For an example of how a QTIP trust works—and a potential pitfall—let’s take a look at “The Tale of Moné Baggs Smith.”
In 2012, at the age of 89, the Texas oil tycoon married Vanna Nicole, a sexy 26-year-old 63 years his junior. Shortly after the marriage, however, Moné died. Vanna became the beneficiary of a $45 million QTIP Trust established by Moné. The QTIP pays Vanna all income for life, with a remainder to Moné’s children.
There’s just one problem: Moné’s children are 30 years older than Vanna, and Vanna is likely to outlive them.
Understandably, disputes arise immediately between Vanna and Moné’s children who were not happy with the situation, so the trustee engages an attorney to terminate the trust under the Florida Trust Code, using a non-judicial modification. Fortunately, all the parties agreed to the modification because the Code requires unanimous consent of all qualified beneficiaries.
Vanna, who has no assets of her own and has never made any taxable gifts, receives a distribution equal to the value of her life income interest based on the rates set by the Internal Revenue Service and her current age (approximately 65% of the value of the assets in the QTIP Trust in our scenario). Moné’s children receive the remainder of the assets in the QTIP trust (approximately 35%).
Moné used all his available tax exemption during his lifetime; therefore, none was portable to Vanna. In this scenario, what are the tax consequences of the termination of the QTIP trust?

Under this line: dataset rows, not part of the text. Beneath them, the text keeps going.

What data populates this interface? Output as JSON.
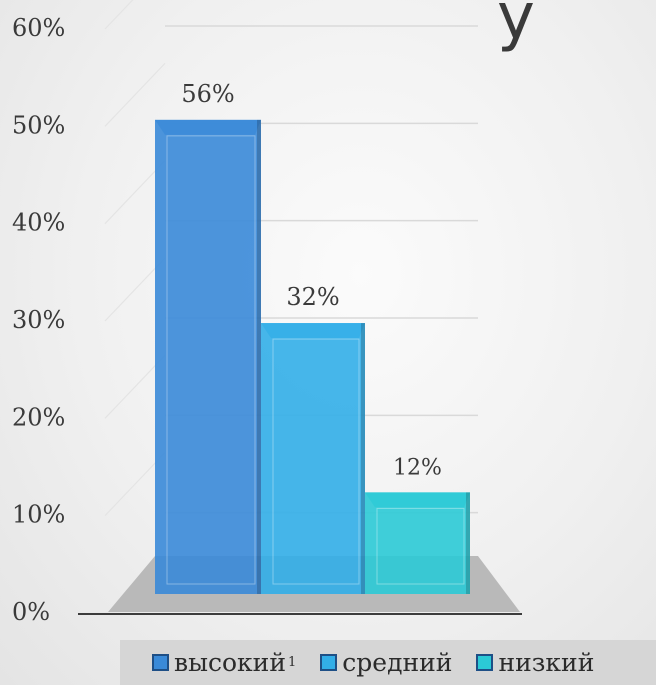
{
  "title_fragment": "y",
  "chart_data": {
    "type": "bar",
    "categories": [
      "высокий",
      "средний",
      "низкий"
    ],
    "values": [
      56,
      32,
      12
    ],
    "data_labels": [
      "56%",
      "32%",
      "12%"
    ],
    "colors": [
      "#3a8ad8",
      "#32aee8",
      "#2bcad6"
    ],
    "ylim": [
      0,
      60
    ],
    "yticks": [
      "0%",
      "10%",
      "20%",
      "30%",
      "40%",
      "50%",
      "60%"
    ],
    "grid": true,
    "legend_position": "bottom",
    "legend_superscript": "1"
  }
}
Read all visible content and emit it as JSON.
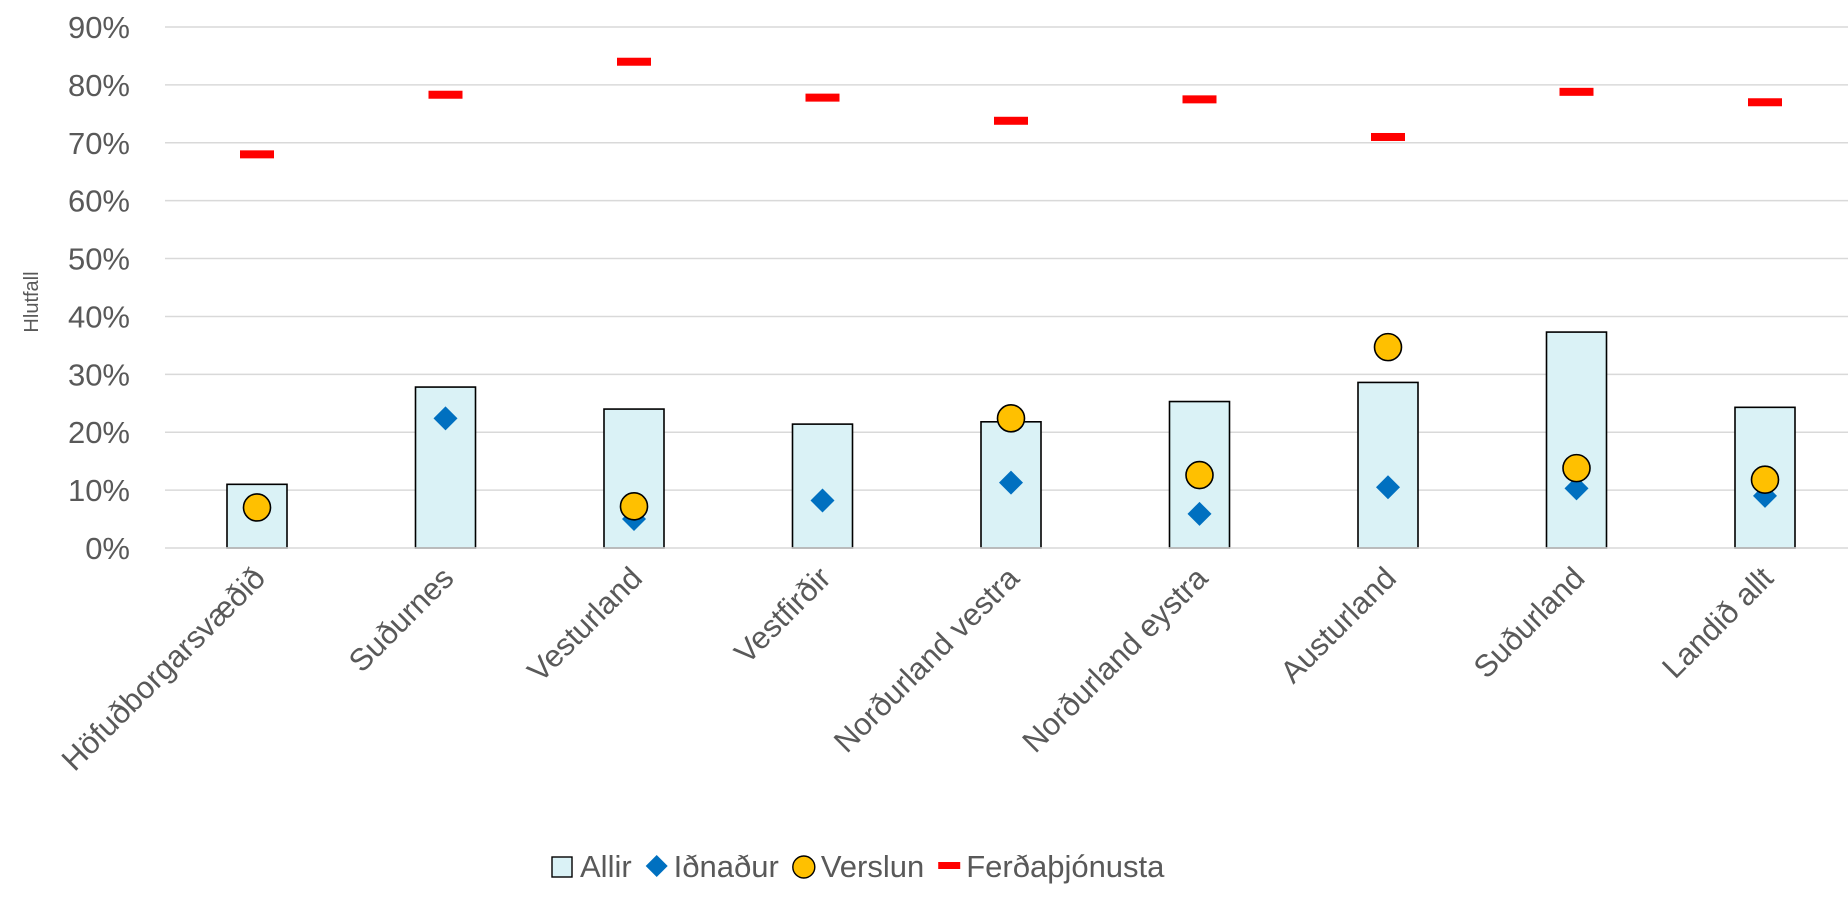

Vanna receives $29,152,350 for her life income interest. She is deemed to have made a net gift of the remainder interest in the QTIP trust to Moné’s children (i.e., the amount of the gift is net of the gift tax paid out of the assets distributed to Moné’s children). Moné’s children receive $12,845,464 after the $3,002,186 gift tax is paid.
Vanna loses her estate tax exemption to offset taxes at her death. If Vanna dies within three years of the termination, Section 2035(b) will cause the $3,002,186 of gift taxes to be included in Vanna’s gross estate for estate tax purposes. (It may be wise to consider an indemnity agreement from the remainder beneficiaries or life insurance to cover the risk.)
Vanna is treated as having received the value of the life interest in exchange for the sale of her entire interest in the marital trust. She has zero income tax basis in her interest in the marital trust; therefore, the entire amount received is gain. The gain is treated as an amount realized from the sale of a capital asset. The capital gain would be considered long-term because the termination was more than one year after Moné’s death. Vanna’s income tax basis in the assets she receives on the termination of the QTIP Trust is equal to fair market value. The QTIP trust does not realize any gain unless appreciated assets are distributed to Vanna.
Any capital gain recognized by the Marital Trust would be paid from the remainder interest, thereby reducing the payout to Moné’s children. The children take a carryover basis in the assets they receive.
This is just one of many scenarios in which the parties could face tax consequences as a result of modification of a QTIP trust. When considering such a modification, it is important to consider all the options and consequences.